# From `mcmc_for_neural_networks.ipynb`
Code previously used in `mcmc_for_neural_networks` to plot the results for section 1...

In [None]:
# Setting the plot size and font size:
fontsize = 15
fig = plt.figure(figsize=(10, 4))

# Plotting the estimated, i.e. sampled posterior:
ax1 = fig.add_subplot(111)
ax1.hist(plot_points,  bins = 20, color='C0', alpha=0.7, label='Sampled Posterior')
ax1.set_xlim(ax1.get_xlim())

# Plotting the true posterior:
ax2 = ax1.twinx()
ax2.grid(False)
ax2.plot(true_posterior[:,0], true_posterior[:,1], linewidth=2, color='C1', label='True Posterior')
ax2.set_ylim(0, ax2.get_ylim()[1])
ax2.set_ylabel('Density', fontsize = fontsize)

# Final plot display:
ax1.set_ylabel('Frequency', fontsize = fontsize, labelpad=10)
ax1.set_xlabel('Parameter value', fontsize = fontsize, labelpad=10)
ax1.set_title('Posterior', fontsize = fontsize, pad=10)
lgd = plt.legend(bbox_to_anchor=(1.25,0.5), loc='center left')
fig.tight_layout()
plt.show()

# From `hamiltonian_monte_carlo.ipynb`

# Basic Application
**_For more theoretical details about the example problem used here, see_** ["1. Practical Implementation" from `mcmc_for_neural_networks.ipynb`](https://github.com/pranigopu/mastersProject/tree/420f7b4e1c4d5a65fc1f0d94d013c4b0d2a53fc3/code#1.-Practical-Introduction-to-MCMC).

---

**General problem statement**:

Sampling the posterior of a single parameter (we shall call it the "model parameter").

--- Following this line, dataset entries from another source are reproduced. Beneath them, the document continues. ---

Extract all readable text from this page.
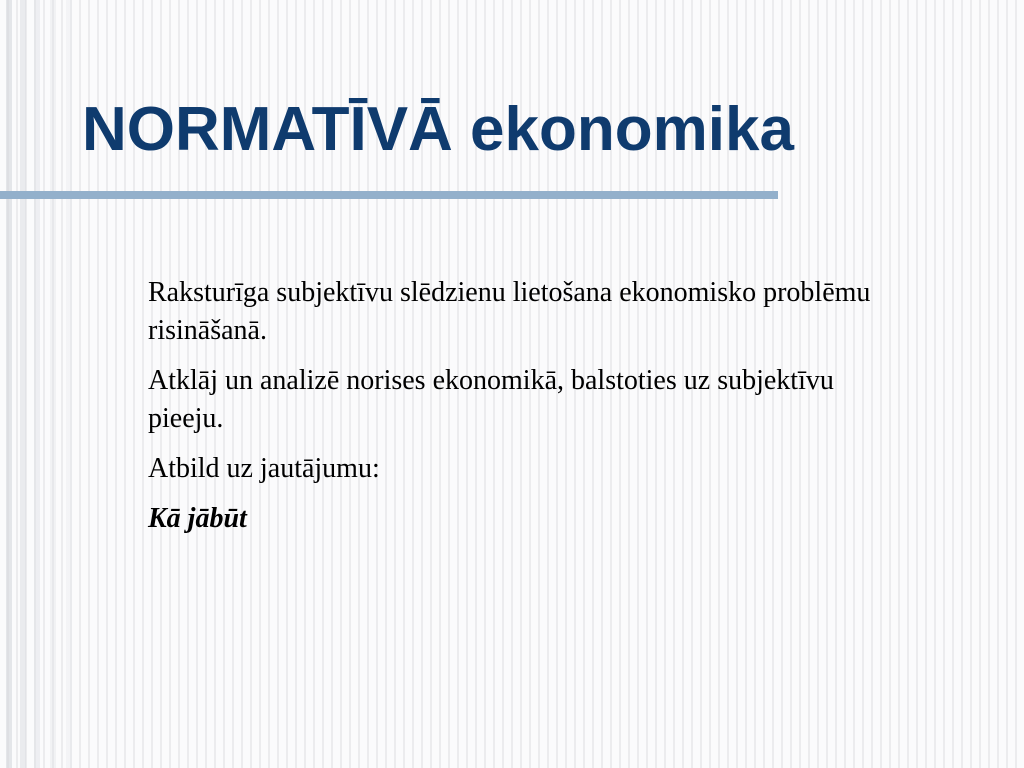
NORMATĪVĀ ekonomika

Raksturīga subjektīvu slēdzienu lietošana ekonomisko problēmu risināšanā.

Atklāj un analizē norises ekonomikā, balstoties uz subjektīvu pieeju.

Atbild uz jautājumu:

Kā jābūt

**Specific problem statement**:

Obtain information about the probability of success $\theta$ (which is our model parameter) given some data of $k$ successes in $n$ trials using an uninformative prior (e.g. a uniform distribution, i.e. before making observations, we assume that $\theta$ is uniformly distributed). Here, the outcomes of the real-life process being modelled are distributed by a binomial distribution with some probability of success, which is our target distribution. Note that $\theta$ is the probability of success of our model, and we try to find the target distribution by making our model as similar as possible to the real-life process. In other words, we shall solve for the posterior distribution of parameter $\theta$, and thereby find (or at least estimate) the target distribution.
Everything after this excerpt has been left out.